The political storm that has been raging in Malaysia intensified yesterday after allegations surfaced in the media that US$700 million (S$940 million) from companies linked to debt-laden state firm 1Malaysia Development Berhad (1MDB) had been wired to personal accounts of the prime minister.
This sparked an immediate rebuttal from embattled Malaysian Prime Minister Najib Razak, who slammed the reports as a "continuation of political sabotage" and an attempt to damage the country and remove an elected leader.
It also led to calls from the opposition for Datuk Seri Najib to step aside to allow an independent investigation.
Social media was set alight, with some asking why the Premier did not sue the media outlets that carried the claims, or why he did not say he had no such accounts at Malaysia's AmBank as reported.
Said secretary-general of the opposition Democratic Action Party Lim Guan Eng: "Najib should file a suit in the US against the publication to clear his name if necessary. But first, he must explain. Failing which, he has to resign."
The Wall Street Journal (WSJ), in a report, alleged that documents from a "government probe" into 1MDB - whose advisory board is chaired by Mr Najib - showed five deposits into accounts in his name at a Malaysian bank.

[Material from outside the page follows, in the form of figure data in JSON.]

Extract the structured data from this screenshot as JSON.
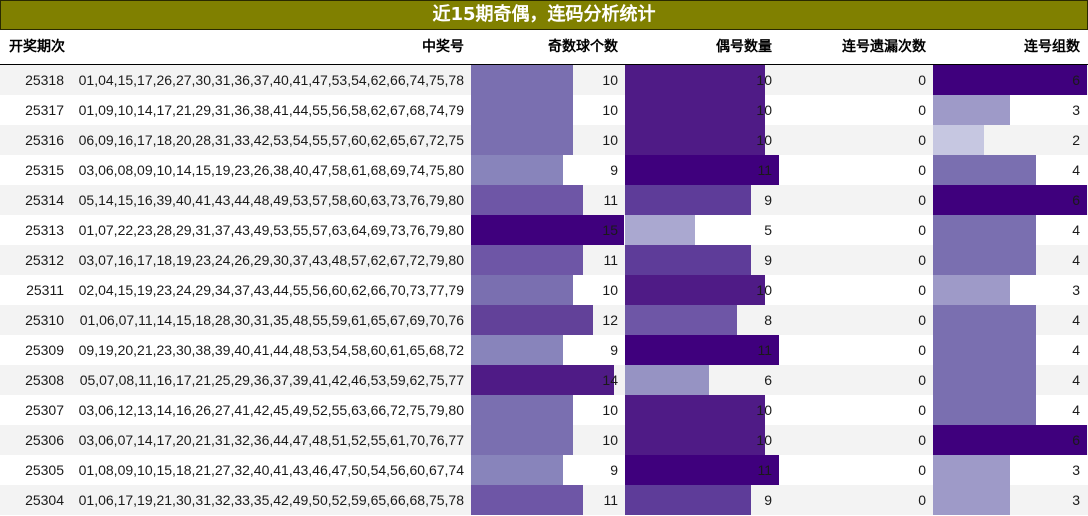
{
  "title": "近15期奇偶，连码分析统计",
  "columns": {
    "period": "开奖期次",
    "numbers": "中奖号",
    "odd_count": "奇数球个数",
    "even_count": "偶号数量",
    "consec_miss": "连号遗漏次数",
    "consec_groups": "连号组数"
  },
  "colors": {
    "title_bg": "#808000",
    "row_alt": "#f3f3f3",
    "scale": {
      "2": "#c6c7e1",
      "3": "#9e9ac8",
      "4": "#7a6fb0",
      "6g": "#3f007d",
      "odd_9": "#8884bb",
      "odd_10": "#7a6fb0",
      "odd_11": "#6e56a6",
      "odd_12": "#624199",
      "odd_14": "#4f1b86",
      "odd_15": "#3f007d",
      "even_5": "#aaa8d0",
      "even_6": "#9693c3",
      "even_8": "#6e56a6",
      "even_9": "#5e3c99",
      "even_10": "#4f1b86",
      "even_11": "#3f007d"
    }
  },
  "rows": [
    {
      "period": "25318",
      "numbers": "01,04,15,17,26,27,30,31,36,37,40,41,47,53,54,62,66,74,75,78",
      "odd": "10",
      "even": "10",
      "miss": "0",
      "groups": "6"
    },
    {
      "period": "25317",
      "numbers": "01,09,10,14,17,21,29,31,36,38,41,44,55,56,58,62,67,68,74,79",
      "odd": "10",
      "even": "10",
      "miss": "0",
      "groups": "3"
    },
    {
      "period": "25316",
      "numbers": "06,09,16,17,18,20,28,31,33,42,53,54,55,57,60,62,65,67,72,75",
      "odd": "10",
      "even": "10",
      "miss": "0",
      "groups": "2"
    },
    {
      "period": "25315",
      "numbers": "03,06,08,09,10,14,15,19,23,26,38,40,47,58,61,68,69,74,75,80",
      "odd": "9",
      "even": "11",
      "miss": "0",
      "groups": "4"
    },
    {
      "period": "25314",
      "numbers": "05,14,15,16,39,40,41,43,44,48,49,53,57,58,60,63,73,76,79,80",
      "odd": "11",
      "even": "9",
      "miss": "0",
      "groups": "6"
    },
    {
      "period": "25313",
      "numbers": "01,07,22,23,28,29,31,37,43,49,53,55,57,63,64,69,73,76,79,80",
      "odd": "15",
      "even": "5",
      "miss": "0",
      "groups": "4"
    },
    {
      "period": "25312",
      "numbers": "03,07,16,17,18,19,23,24,26,29,30,37,43,48,57,62,67,72,79,80",
      "odd": "11",
      "even": "9",
      "miss": "0",
      "groups": "4"
    },
    {
      "period": "25311",
      "numbers": "02,04,15,19,23,24,29,34,37,43,44,55,56,60,62,66,70,73,77,79",
      "odd": "10",
      "even": "10",
      "miss": "0",
      "groups": "3"
    },
    {
      "period": "25310",
      "numbers": "01,06,07,11,14,15,18,28,30,31,35,48,55,59,61,65,67,69,70,76",
      "odd": "12",
      "even": "8",
      "miss": "0",
      "groups": "4"
    },
    {
      "period": "25309",
      "numbers": "09,19,20,21,23,30,38,39,40,41,44,48,53,54,58,60,61,65,68,72",
      "odd": "9",
      "even": "11",
      "miss": "0",
      "groups": "4"
    },
    {
      "period": "25308",
      "numbers": "05,07,08,11,16,17,21,25,29,36,37,39,41,42,46,53,59,62,75,77",
      "odd": "14",
      "even": "6",
      "miss": "0",
      "groups": "4"
    },
    {
      "period": "25307",
      "numbers": "03,06,12,13,14,16,26,27,41,42,45,49,52,55,63,66,72,75,79,80",
      "odd": "10",
      "even": "10",
      "miss": "0",
      "groups": "4"
    },
    {
      "period": "25306",
      "numbers": "03,06,07,14,17,20,21,31,32,36,44,47,48,51,52,55,61,70,76,77",
      "odd": "10",
      "even": "10",
      "miss": "0",
      "groups": "6"
    },
    {
      "period": "25305",
      "numbers": "01,08,09,10,15,18,21,27,32,40,41,43,46,47,50,54,56,60,67,74",
      "odd": "9",
      "even": "11",
      "miss": "0",
      "groups": "3"
    },
    {
      "period": "25304",
      "numbers": "01,06,17,19,21,30,31,32,33,35,42,49,50,52,59,65,66,68,75,78",
      "odd": "11",
      "even": "9",
      "miss": "0",
      "groups": "3"
    }
  ]
}
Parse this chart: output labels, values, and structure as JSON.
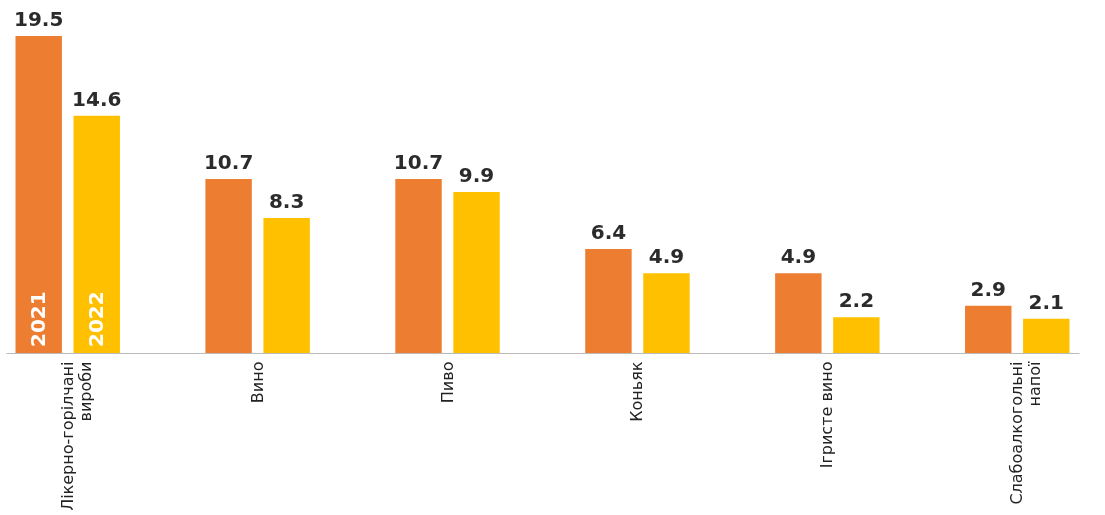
{
  "chart_data": {
    "type": "bar",
    "categories": [
      "Лікерно-горілчані вироби",
      "Вино",
      "Пиво",
      "Коньяк",
      "Ігристе вино",
      "Слабоалкогольні напої"
    ],
    "series": [
      {
        "name": "2021",
        "color": "#ed7d31",
        "values": [
          19.5,
          10.7,
          10.7,
          6.4,
          4.9,
          2.9
        ]
      },
      {
        "name": "2022",
        "color": "#ffc000",
        "values": [
          14.6,
          8.3,
          9.9,
          4.9,
          2.2,
          2.1
        ]
      }
    ],
    "data_labels": true,
    "grid": false,
    "legend": false
  }
}
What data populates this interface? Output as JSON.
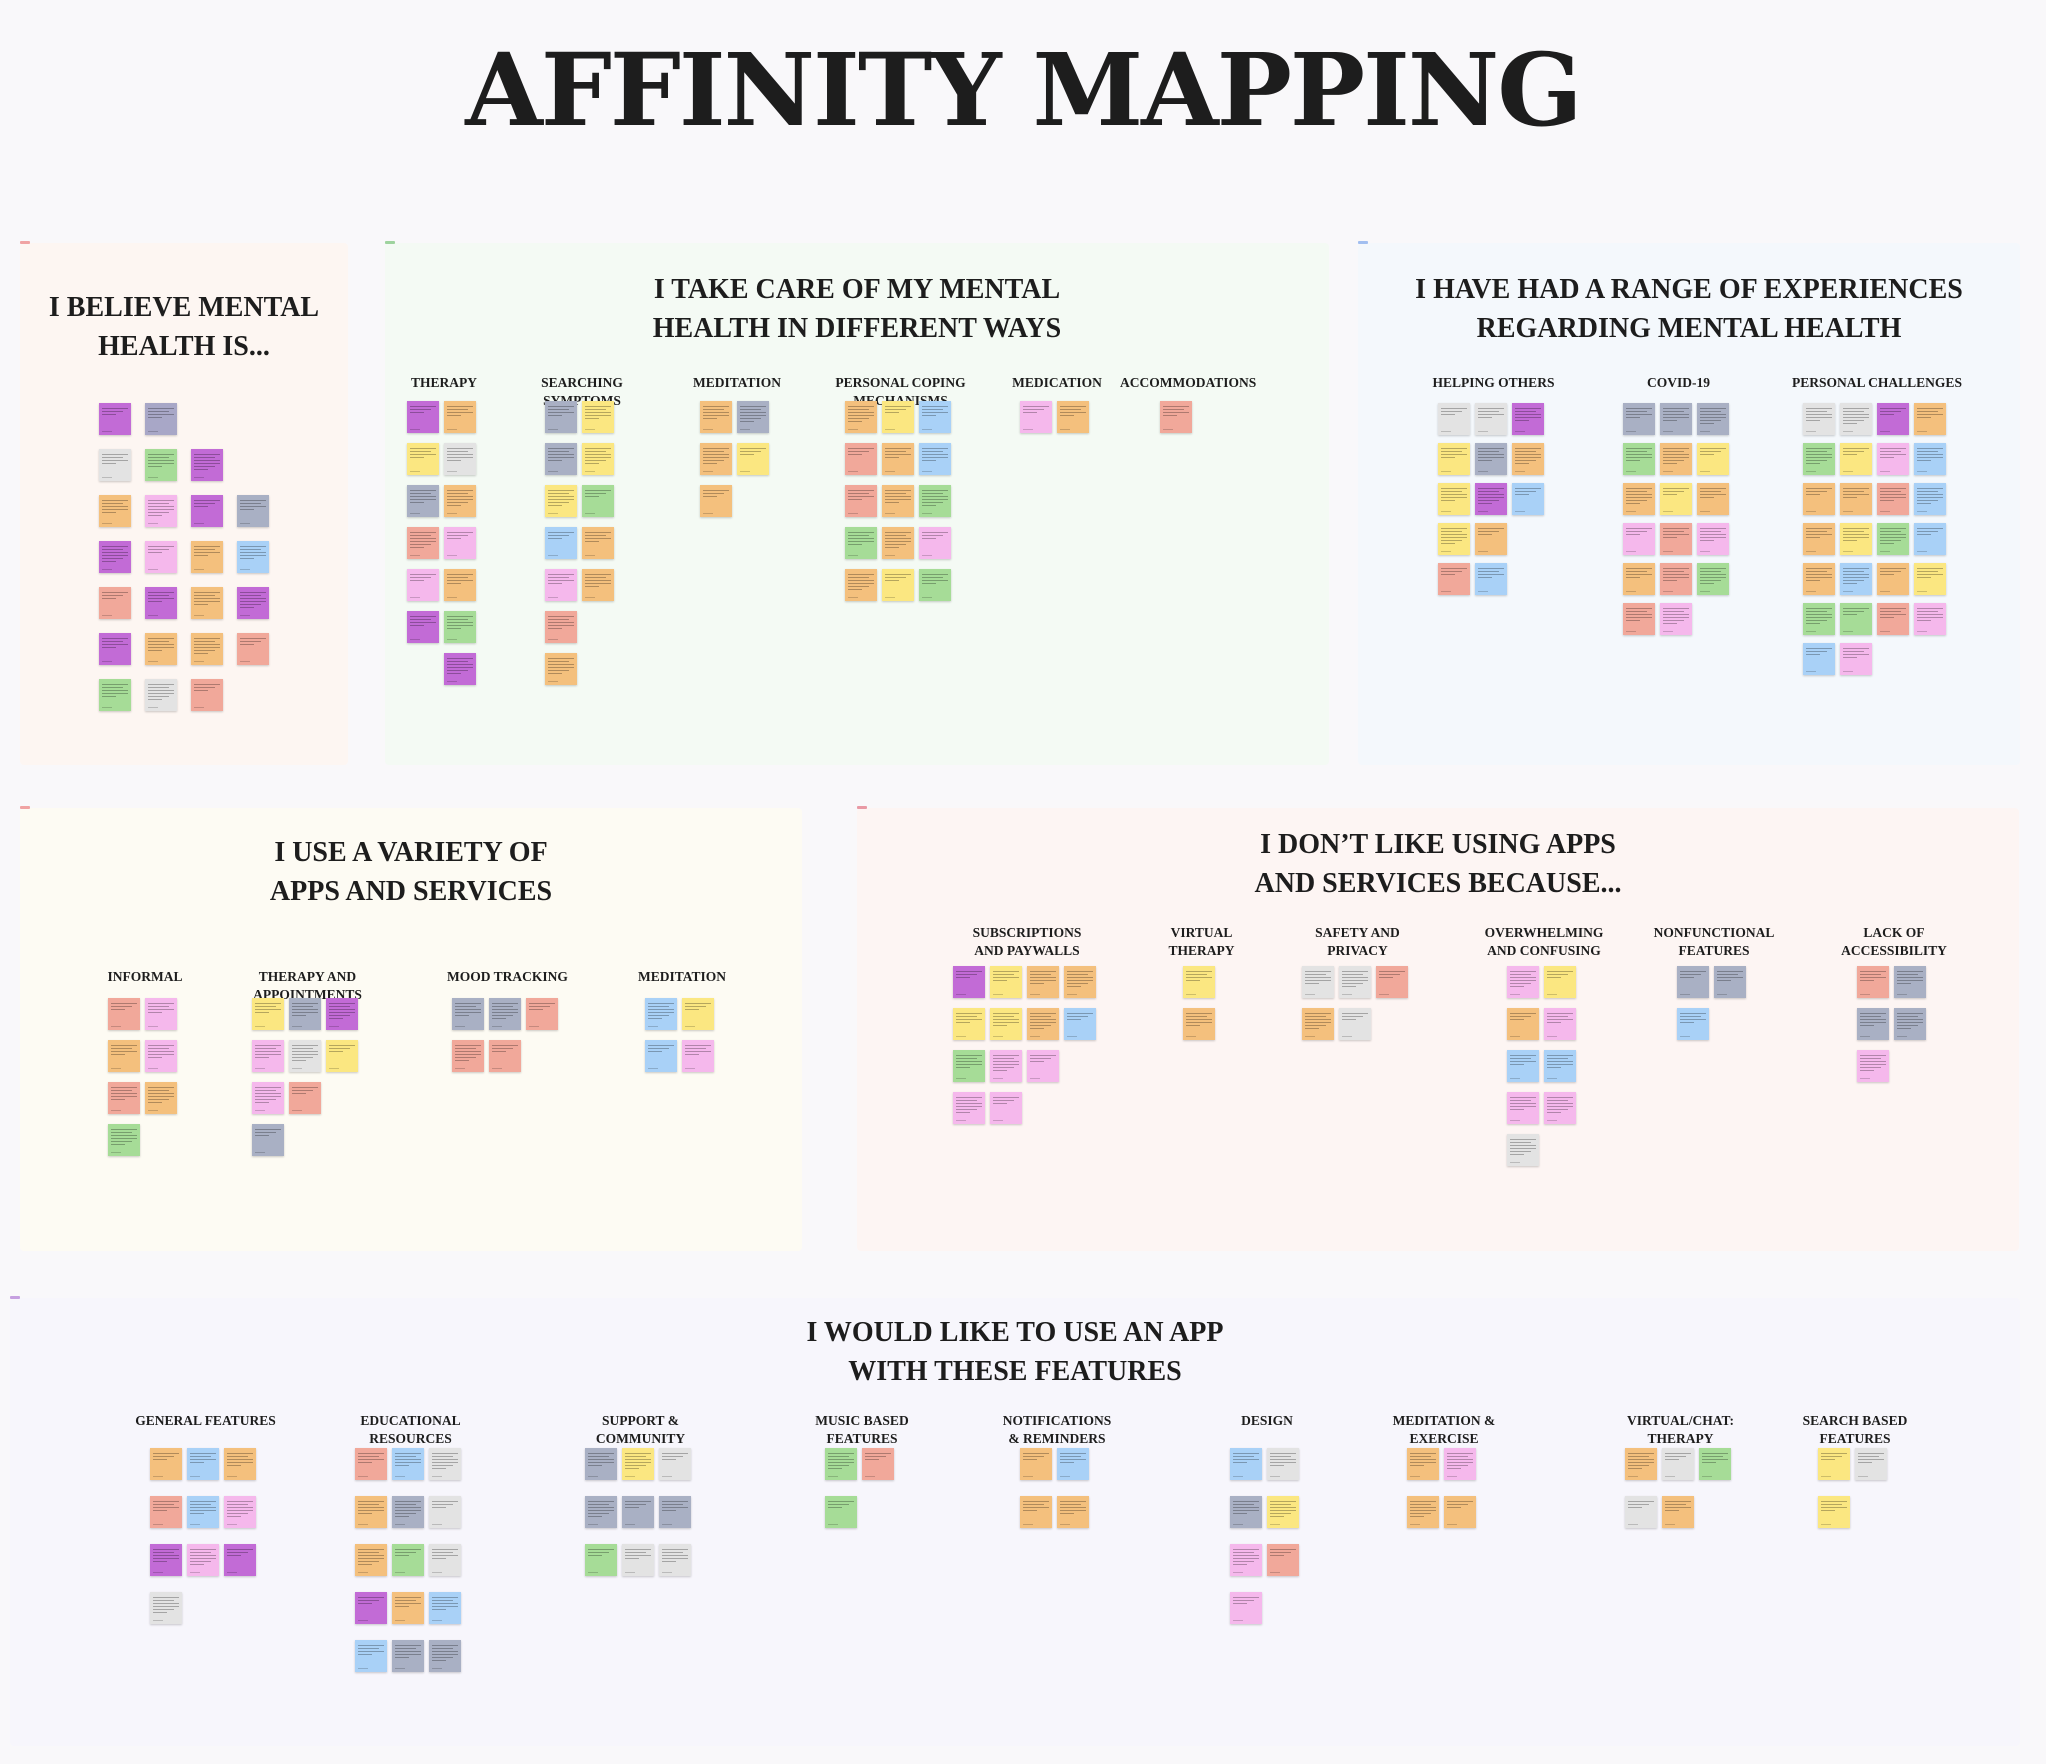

The two largest, worth US$620 million and US$61 million, were transacted in March 2013, just two months before a general election he narrowly won, WSJ claimed.
The allegations published by the WSJ did not specify which government agency had done the probe. Anti-government whistleblower website Sarawak Report - which also carried details of the alleged misappropriations - said the information was known to several law enforcers, including the Attorney- General's office.
Mr Najib's office said in a statement that "these latest claims, attributed to unnamed investigators as a basis to attack the Prime Minister, are a continuation of this political sabotage". "There have been concerted efforts by certain individuals to undermine confidence in our economy, tarnish the government and remove a democratically elected prime minister."
While the Najib administration and 1MDB have faced months of criticisms from former premier Mahathir Mohamad, the opposition and the media, the WSJ report might damage him the most due to the details given and the seriousness of the allegations by the highly regarded financial paper, analysts say. 1MDB said separately that it "has never provided any funds to the Prime Minister".
Auditor-General Ambrin Buang confirmed to The Straits Times yesterday that he has completed his probe and would table it to Parliament's Public Accounts Committee next Thursday. But he said he was not aware of the WSJ's claims and "cannot comment on the contents" of his report.
A company called Tanore Finance allegedly sent the US$681 million via Falcon Private Bank, which is owned by Abu Dhabi state firm International Petroleum Investment Company (IPIC).
IPIC recently helped 1MDB wipe out RM16 billion of debt in exchange for unspecified assets. Abu Dhabi and Malaysia signed a "strategic partnership" in March 2013, just days before the alleged transfers.